The arbitrator also found that transit operators could not work remotely and they worked in the community where the COVID-19 virus was circulating. Buses were closed environments in which measures to completely protect against airborne viruses were difficult to implement, and Coast Mountain sought to implement the highest degree of control over health and safety that was available – which was vaccination, the arbitrator said.
Other protective measures suggested by the union, such as plexiglass barriers and PPE, didn’t hold up to public health data with regards to Coast Mountain’s primary concern, says Penner.
“Those things ultimately may impact transmission, but they don’t address this issue that vaccination does – which is if you are to contract this, or if a member of the public is to contract this, having your workforce vaccinated is going to at least lessen the likelihood of COVID having serious health consequences,” he says. “None of those other things like masking or distancing, or even antivirals, had the same efficacy in that sense.”
The arbitrator determined that Coast Mountain’s stated interest in maintaining the vaccination policy was based on its duty to protect employees from serious illness and the “presumption of occupational disease” under the B.C. Occupational Health and Safety Act. The “unique and exceptional circumstances of the COVID-19 pandemic” established a nexus between the vaccination policy and the employer’s duty to ensure the health and safety of workers, which outweighed employee interests of autonomy over their medical decisions and health risks, said the arbitrator.
Message to employers
“The message to employers is that if you’re indexing your policy on public health orders, you’re on solid ground – but I think that requires your policies to be ‘evergreen’ and you need to consistently revisit them and adjust them if the public health orders change,” says Penner.
The policy also didn’t establish culpability for the unvaccinated, which helped secure its reasonableness, he says.

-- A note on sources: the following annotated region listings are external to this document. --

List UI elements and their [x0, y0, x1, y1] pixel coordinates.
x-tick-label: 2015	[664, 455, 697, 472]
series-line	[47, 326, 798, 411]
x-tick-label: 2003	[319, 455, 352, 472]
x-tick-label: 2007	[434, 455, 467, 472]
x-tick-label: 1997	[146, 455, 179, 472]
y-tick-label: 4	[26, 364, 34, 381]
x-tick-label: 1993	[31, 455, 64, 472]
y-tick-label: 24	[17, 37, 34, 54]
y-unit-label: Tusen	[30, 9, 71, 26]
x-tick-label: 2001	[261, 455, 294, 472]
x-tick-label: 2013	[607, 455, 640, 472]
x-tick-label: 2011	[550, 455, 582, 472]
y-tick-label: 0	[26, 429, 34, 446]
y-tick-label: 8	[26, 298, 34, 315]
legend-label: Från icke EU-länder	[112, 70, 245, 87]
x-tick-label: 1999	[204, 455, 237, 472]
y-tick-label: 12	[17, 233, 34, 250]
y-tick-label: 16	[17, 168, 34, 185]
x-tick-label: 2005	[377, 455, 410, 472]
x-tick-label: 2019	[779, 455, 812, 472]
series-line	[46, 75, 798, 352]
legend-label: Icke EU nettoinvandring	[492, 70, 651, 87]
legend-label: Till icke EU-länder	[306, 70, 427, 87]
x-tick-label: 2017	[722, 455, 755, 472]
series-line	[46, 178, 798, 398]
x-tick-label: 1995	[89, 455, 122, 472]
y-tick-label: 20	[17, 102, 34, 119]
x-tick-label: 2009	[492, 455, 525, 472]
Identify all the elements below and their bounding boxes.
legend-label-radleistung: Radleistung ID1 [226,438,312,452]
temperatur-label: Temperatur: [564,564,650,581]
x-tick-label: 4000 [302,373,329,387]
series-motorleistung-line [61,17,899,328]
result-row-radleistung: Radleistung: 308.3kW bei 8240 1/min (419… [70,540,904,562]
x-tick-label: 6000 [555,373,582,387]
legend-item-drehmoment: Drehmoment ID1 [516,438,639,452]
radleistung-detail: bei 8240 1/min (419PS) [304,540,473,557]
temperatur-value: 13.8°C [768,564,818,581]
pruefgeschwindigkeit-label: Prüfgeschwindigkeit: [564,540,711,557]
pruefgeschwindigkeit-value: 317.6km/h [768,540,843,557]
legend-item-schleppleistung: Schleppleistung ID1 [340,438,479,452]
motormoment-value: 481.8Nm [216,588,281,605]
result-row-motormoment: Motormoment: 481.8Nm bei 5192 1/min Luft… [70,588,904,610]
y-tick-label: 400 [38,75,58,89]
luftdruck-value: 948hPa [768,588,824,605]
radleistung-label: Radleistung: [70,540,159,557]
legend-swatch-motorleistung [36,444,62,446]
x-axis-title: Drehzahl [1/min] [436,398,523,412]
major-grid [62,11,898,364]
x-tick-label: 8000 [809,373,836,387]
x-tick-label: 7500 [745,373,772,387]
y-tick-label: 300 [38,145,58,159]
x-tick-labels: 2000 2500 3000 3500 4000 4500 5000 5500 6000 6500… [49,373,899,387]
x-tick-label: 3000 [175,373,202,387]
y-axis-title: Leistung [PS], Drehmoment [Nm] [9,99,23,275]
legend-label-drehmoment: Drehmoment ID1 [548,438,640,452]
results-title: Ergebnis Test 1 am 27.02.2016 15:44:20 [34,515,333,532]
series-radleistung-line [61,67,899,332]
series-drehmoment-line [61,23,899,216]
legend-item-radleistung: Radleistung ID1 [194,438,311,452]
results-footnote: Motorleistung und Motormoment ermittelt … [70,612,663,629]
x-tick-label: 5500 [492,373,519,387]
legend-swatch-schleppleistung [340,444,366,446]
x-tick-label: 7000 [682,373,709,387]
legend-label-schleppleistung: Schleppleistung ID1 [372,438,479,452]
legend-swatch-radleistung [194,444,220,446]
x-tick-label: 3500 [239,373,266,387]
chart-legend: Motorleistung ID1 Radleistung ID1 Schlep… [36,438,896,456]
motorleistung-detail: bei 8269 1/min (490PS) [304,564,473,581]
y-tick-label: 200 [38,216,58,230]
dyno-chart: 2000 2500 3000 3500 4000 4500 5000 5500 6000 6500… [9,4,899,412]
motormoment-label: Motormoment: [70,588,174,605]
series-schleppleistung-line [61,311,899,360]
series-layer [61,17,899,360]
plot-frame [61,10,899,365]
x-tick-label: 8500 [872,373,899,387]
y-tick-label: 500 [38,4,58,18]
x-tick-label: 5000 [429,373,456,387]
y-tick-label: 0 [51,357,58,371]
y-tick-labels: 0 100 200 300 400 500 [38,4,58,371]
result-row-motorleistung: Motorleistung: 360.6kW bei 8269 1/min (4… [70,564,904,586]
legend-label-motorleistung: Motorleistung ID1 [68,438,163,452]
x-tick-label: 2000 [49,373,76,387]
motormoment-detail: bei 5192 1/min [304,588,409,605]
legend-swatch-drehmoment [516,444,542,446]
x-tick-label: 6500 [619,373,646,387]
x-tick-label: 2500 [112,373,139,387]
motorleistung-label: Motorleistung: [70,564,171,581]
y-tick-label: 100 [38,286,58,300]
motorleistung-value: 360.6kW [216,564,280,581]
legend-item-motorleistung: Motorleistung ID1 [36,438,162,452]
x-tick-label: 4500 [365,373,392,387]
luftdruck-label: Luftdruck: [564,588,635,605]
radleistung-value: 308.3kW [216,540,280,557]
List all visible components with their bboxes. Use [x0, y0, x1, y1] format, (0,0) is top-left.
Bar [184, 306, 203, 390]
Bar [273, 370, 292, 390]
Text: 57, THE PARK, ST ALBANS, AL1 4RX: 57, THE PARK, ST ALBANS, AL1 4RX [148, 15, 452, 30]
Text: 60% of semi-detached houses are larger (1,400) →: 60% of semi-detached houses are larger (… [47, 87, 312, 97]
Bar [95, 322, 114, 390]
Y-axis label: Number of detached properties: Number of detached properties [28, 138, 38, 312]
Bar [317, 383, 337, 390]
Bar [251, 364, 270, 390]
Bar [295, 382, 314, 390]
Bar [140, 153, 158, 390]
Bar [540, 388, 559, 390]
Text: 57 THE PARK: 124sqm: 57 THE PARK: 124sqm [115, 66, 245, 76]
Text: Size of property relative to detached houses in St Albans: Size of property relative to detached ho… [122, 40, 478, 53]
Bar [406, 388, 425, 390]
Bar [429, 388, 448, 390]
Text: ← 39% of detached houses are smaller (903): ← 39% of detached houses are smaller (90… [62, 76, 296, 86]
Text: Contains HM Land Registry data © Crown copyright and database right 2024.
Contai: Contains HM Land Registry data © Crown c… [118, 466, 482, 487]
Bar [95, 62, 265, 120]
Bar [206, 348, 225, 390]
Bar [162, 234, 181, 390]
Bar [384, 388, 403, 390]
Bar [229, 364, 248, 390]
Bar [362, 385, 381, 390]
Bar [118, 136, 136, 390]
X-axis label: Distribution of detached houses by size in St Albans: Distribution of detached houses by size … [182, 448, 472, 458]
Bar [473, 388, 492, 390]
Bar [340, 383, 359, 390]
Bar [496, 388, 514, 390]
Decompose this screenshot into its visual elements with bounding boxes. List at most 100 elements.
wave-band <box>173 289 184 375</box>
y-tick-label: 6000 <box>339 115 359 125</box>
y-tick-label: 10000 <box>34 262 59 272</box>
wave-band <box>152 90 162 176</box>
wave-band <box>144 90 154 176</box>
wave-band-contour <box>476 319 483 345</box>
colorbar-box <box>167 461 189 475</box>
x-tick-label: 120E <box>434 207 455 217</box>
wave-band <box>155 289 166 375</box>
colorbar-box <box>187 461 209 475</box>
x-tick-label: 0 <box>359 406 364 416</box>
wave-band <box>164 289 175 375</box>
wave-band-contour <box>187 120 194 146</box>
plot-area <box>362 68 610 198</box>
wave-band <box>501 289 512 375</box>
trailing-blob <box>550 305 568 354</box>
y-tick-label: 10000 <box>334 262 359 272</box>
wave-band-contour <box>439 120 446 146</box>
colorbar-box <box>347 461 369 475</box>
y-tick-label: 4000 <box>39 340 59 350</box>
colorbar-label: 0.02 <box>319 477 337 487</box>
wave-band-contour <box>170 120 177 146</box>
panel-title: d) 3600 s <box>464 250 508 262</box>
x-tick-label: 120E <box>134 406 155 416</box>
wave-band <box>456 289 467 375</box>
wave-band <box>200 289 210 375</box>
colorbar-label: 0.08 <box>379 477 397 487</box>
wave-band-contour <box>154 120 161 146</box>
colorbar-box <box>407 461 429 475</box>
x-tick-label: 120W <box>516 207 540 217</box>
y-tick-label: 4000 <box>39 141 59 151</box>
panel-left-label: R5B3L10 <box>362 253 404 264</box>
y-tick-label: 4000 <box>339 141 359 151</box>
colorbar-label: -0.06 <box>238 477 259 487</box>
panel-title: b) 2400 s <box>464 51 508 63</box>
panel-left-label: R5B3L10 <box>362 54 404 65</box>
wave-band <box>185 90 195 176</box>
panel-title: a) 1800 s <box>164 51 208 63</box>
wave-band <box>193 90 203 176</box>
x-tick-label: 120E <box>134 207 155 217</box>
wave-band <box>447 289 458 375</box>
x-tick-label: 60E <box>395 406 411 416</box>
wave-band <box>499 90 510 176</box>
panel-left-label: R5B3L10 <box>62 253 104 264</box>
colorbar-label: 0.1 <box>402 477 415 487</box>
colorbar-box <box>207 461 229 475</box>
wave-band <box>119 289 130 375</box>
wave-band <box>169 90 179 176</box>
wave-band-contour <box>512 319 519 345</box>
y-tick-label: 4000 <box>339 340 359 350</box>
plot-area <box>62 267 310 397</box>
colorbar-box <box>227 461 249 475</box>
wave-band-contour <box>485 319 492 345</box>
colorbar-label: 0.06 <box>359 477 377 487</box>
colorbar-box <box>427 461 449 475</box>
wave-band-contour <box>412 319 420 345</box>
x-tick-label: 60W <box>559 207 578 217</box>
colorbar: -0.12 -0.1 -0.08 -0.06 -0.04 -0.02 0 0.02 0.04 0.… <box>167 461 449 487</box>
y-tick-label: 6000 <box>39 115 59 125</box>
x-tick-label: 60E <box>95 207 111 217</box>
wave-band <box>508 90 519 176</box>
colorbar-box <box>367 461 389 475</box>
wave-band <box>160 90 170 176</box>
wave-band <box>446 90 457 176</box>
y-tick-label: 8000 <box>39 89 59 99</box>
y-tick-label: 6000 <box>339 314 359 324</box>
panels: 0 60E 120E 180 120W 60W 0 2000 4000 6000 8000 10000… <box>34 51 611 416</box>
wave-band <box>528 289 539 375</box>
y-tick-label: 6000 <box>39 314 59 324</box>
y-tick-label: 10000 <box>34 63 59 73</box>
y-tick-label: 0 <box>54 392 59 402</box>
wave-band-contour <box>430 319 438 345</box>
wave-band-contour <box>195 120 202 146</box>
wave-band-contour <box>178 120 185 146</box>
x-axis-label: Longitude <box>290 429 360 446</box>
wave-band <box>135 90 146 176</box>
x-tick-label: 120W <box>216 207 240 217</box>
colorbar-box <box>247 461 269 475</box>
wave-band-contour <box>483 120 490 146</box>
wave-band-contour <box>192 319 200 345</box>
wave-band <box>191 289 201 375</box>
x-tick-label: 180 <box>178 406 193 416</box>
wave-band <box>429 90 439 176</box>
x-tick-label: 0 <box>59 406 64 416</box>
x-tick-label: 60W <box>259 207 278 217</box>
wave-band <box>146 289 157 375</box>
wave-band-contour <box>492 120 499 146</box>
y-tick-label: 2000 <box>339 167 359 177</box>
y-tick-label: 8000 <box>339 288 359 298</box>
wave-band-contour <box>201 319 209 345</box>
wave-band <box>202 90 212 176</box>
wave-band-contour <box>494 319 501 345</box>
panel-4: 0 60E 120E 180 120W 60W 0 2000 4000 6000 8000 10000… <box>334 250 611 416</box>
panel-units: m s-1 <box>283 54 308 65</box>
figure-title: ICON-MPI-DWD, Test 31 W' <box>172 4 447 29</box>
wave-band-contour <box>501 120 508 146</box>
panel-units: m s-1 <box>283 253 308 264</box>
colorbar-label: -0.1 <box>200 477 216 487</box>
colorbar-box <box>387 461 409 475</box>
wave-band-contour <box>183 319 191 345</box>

“With any vaccination policy, you are treading on some pretty thin ice in terms of intrusion into your employees’ body autonomy and privacy – all those fundamental rights,” he says. “There wasn’t a draconian ‘Get vaccinated or else,’ it was: ‘You can choose not to be vaccinated; unfortunately, the consequences of your choice is you need to go on unpaid leave.’”
“The person is suffering a pretty significant financial consequence for making that choice, but they weren’t facing a disciplinary penalty,” says Penner.
See Coast Mountain Bus Co. and Unifor, Local 111 (Vaccination Policy), Re, 2022 CarswellBC 2641.